Obwohl Rapisarda in Chiasso erstmals in der Rückrunde zur Startformation des FC Wohlen zählte, fügte er sich nahtlos in die Viererabwehrkette ein. Der 27-Jährige hatte beim 3:0-Sieg gegen die Tessiner einen guten Auftritt. Rapisarda gibt sich allerdings bescheiden und sagt: «Der Hauptgrund für den Erfolg war das Kollektiv. Das Team hat Kampfgeist und Einsatzwillen gezeigt und so das Glück auf seine Seite gezwungen.»

Gegenspieler als Herausforderung

Rapisarda kam in dieser Saison noch nicht auf Touren. Ausgerechnet vor dem ersten Spiel gegen den FC Aarau (0:1) zog sich der Abwehrspieler eine Bänderverletzung zu. Weil die Konkurrenz in der zentralen Abwehrreihe mit Winsauer, Alban Pnishi und Selver Hodzic stark ist, rückte ein Stammplatz für ihn in weite Ferne. Rapisarda versuchte sich mit starken Leistungen in den Trainings aufzudrängen, machte sich immer wieder Mut und sagt: «Eines habe ich in meiner Laufbahn gelernt.
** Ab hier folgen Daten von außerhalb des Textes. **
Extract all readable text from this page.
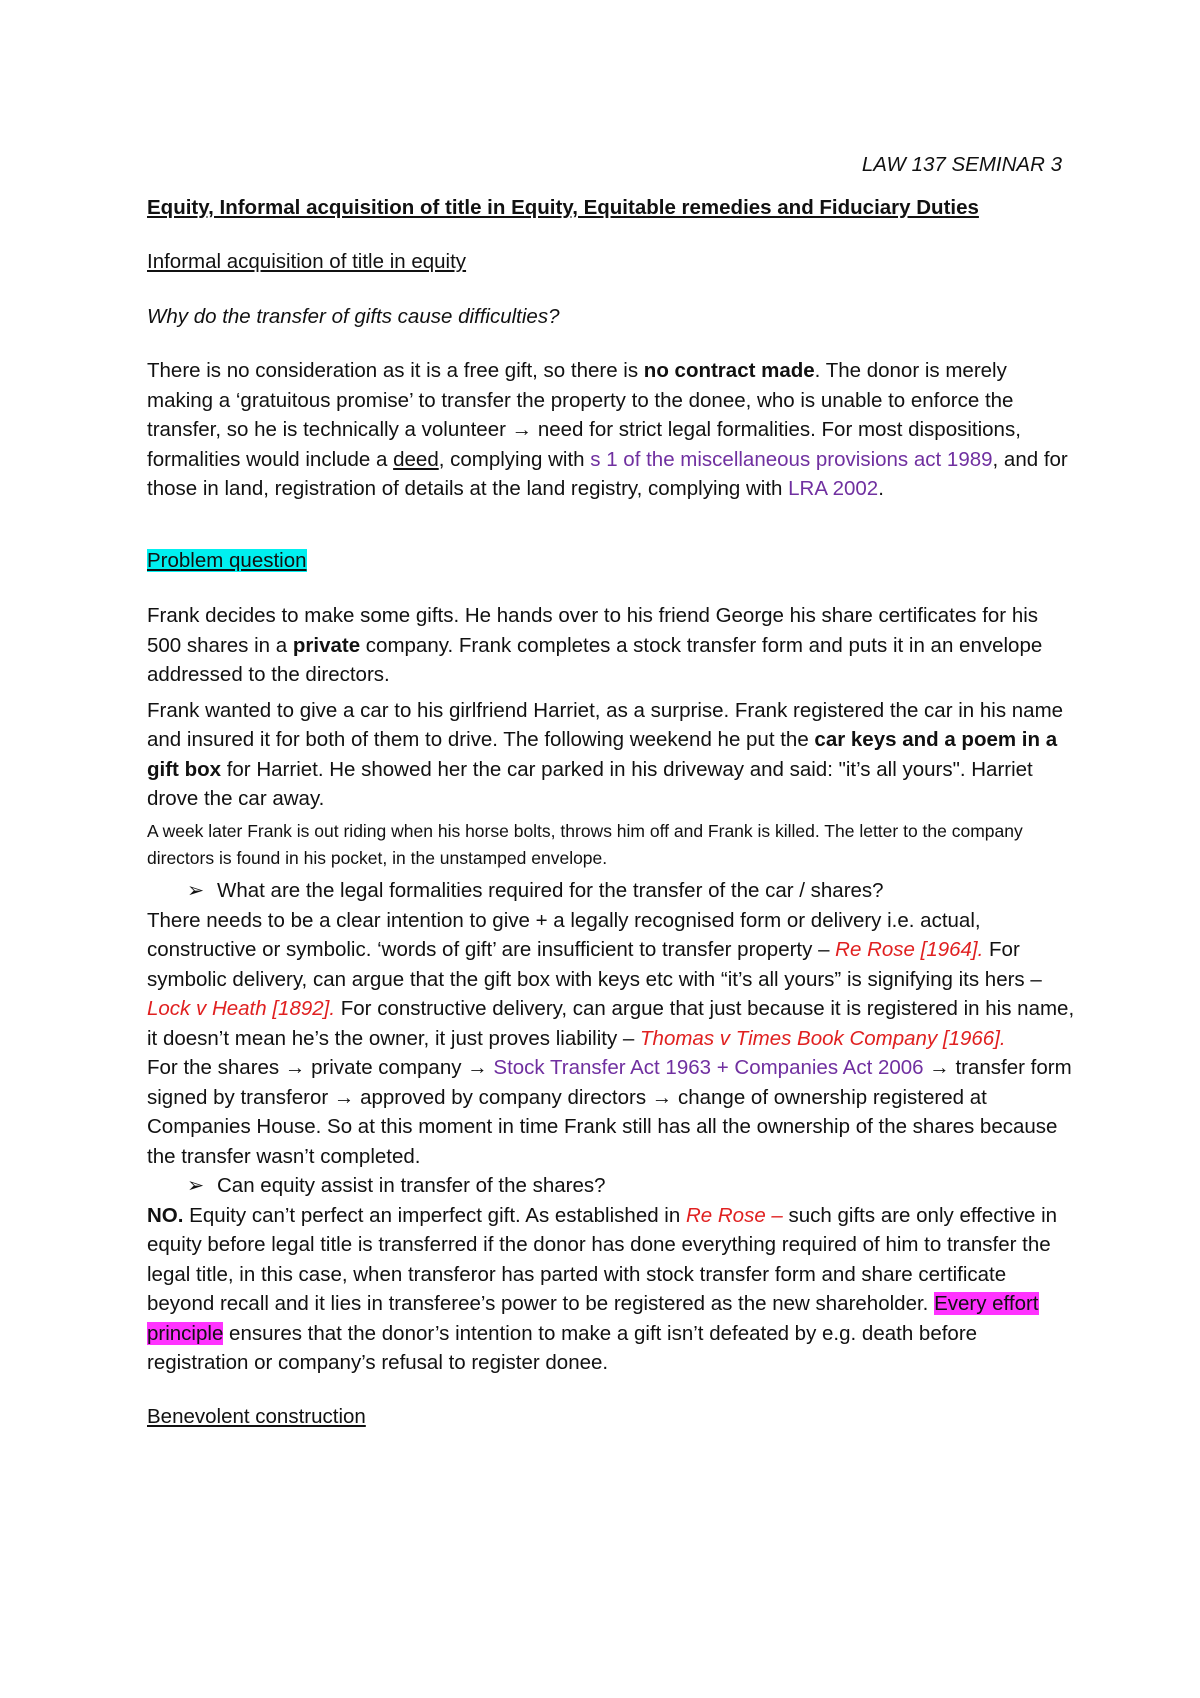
LAW 137 SEMINAR 3

Equity, Informal acquisition of title in Equity, Equitable remedies and Fiduciary Duties

Informal acquisition of title in equity

Why do the transfer of gifts cause difficulties?

There is no consideration as it is a free gift, so there is no contract made. The donor is merely making a ‘gratuitous promise’ to transfer the property to the donee, who is unable to enforce the transfer, so he is technically a volunteer → need for strict legal formalities. For most dispositions, formalities would include a deed, complying with s 1 of the miscellaneous provisions act 1989, and for those in land, registration of details at the land registry, complying with LRA 2002.

Problem question

Frank decides to make some gifts. He hands over to his friend George his share certificates for his 500 shares in a private company. Frank completes a stock transfer form and puts it in an envelope addressed to the directors.

Frank wanted to give a car to his girlfriend Harriet, as a surprise. Frank registered the car in his name and insured it for both of them to drive. The following weekend he put the car keys and a poem in a gift box for Harriet. He showed her the car parked in his driveway and said: "it’s all yours". Harriet drove the car away.

A week later Frank is out riding when his horse bolts, throws him off and Frank is killed. The letter to the company directors is found in his pocket, in the unstamped envelope.

➢ What are the legal formalities required for the transfer of the car / shares?

There needs to be a clear intention to give + a legally recognised form or delivery i.e. actual, constructive or symbolic. ‘words of gift’ are insufficient to transfer property – Re Rose [1964]. For symbolic delivery, can argue that the gift box with keys etc with “it’s all yours” is signifying its hers – Lock v Heath [1892]. For constructive delivery, can argue that just because it is registered in his name, it doesn’t mean he’s the owner, it just proves liability – Thomas v Times Book Company [1966].

For the shares → private company → Stock Transfer Act 1963 + Companies Act 2006 → transfer form signed by transferor → approved by company directors → change of ownership registered at Companies House. So at this moment in time Frank still has all the ownership of the shares because the transfer wasn’t completed.

➢ Can equity assist in transfer of the shares?

NO. Equity can’t perfect an imperfect gift. As established in Re Rose – such gifts are only effective in equity before legal title is transferred if the donor has done everything required of him to transfer the legal title, in this case, when transferor has parted with stock transfer form and share certificate beyond recall and it lies in transferee’s power to be registered as the new shareholder. Every effort principle ensures that the donor’s intention to make a gift isn’t defeated by e.g. death before registration or company’s refusal to register donee.

Benevolent construction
Im Fussball geht es schnell abwärts, aber auch schnell aufwärts. Ich wusste, dass meine Chance früher oder später kommen wird.» Mal schauen, ob Rapisarda in Lugano erneut überzeugen kann. Einfach wird’s bestimmt nicht: Mit Armando Sadiku trifft er auf den mit Abstand gefährlichsten Mittelstürmer der Challenge League.
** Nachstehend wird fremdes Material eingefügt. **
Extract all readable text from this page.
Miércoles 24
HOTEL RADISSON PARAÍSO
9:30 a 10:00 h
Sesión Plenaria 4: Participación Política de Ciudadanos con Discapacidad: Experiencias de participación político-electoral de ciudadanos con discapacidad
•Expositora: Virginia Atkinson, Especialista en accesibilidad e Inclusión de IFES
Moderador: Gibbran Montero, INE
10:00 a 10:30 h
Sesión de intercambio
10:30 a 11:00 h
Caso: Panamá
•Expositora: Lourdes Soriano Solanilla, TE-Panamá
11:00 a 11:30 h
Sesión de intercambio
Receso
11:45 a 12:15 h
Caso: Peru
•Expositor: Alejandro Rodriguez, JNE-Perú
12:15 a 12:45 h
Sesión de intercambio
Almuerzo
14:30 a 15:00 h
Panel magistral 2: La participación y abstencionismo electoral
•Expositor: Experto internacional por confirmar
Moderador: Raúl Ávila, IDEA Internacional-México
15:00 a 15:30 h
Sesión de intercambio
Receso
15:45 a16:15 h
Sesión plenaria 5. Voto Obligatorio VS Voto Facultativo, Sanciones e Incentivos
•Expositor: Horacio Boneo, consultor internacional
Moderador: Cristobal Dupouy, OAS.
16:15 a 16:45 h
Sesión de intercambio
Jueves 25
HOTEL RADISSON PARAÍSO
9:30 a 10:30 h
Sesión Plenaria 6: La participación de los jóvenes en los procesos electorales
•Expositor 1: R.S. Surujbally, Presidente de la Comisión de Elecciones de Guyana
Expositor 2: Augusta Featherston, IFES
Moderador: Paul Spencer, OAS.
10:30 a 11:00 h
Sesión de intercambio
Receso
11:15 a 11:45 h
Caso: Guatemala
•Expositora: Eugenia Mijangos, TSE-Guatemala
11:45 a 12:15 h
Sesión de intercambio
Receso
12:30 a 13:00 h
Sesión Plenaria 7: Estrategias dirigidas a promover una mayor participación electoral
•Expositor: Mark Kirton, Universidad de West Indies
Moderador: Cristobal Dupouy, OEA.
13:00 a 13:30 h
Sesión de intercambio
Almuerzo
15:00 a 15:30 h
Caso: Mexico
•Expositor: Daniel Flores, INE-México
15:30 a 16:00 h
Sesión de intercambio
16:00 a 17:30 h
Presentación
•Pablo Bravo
Wohlen könnte Lugano einholen

Mit einem Sieg im Stadio Cornaredo könnte Wohlen mit Lugano gleichziehen. Nach der 0:3-Forfaitniederlage gegen Locarno hat die Mannschaft von Trainer Raimondo Ponte nur noch drei Punkte Vorsprung auf die Freiämter. Angesprochen auf den Abstiegskampf sagte Wohlens Chefcoach David Sesa zu Beginn der zweiten Saisonhälfte: «Wir sind stark genug für einen Platz im Mittelfeld, wollen also nicht nach hinten sondern nach vorne schauen.» Und siehe da; setzen die Freiämter in den nächsten sieben Tagen in Lugano und in den Heimspielen gegen Locarno und Biel zu einem Höhenflug an, liegt Rang acht tatsächlich in Reichweite.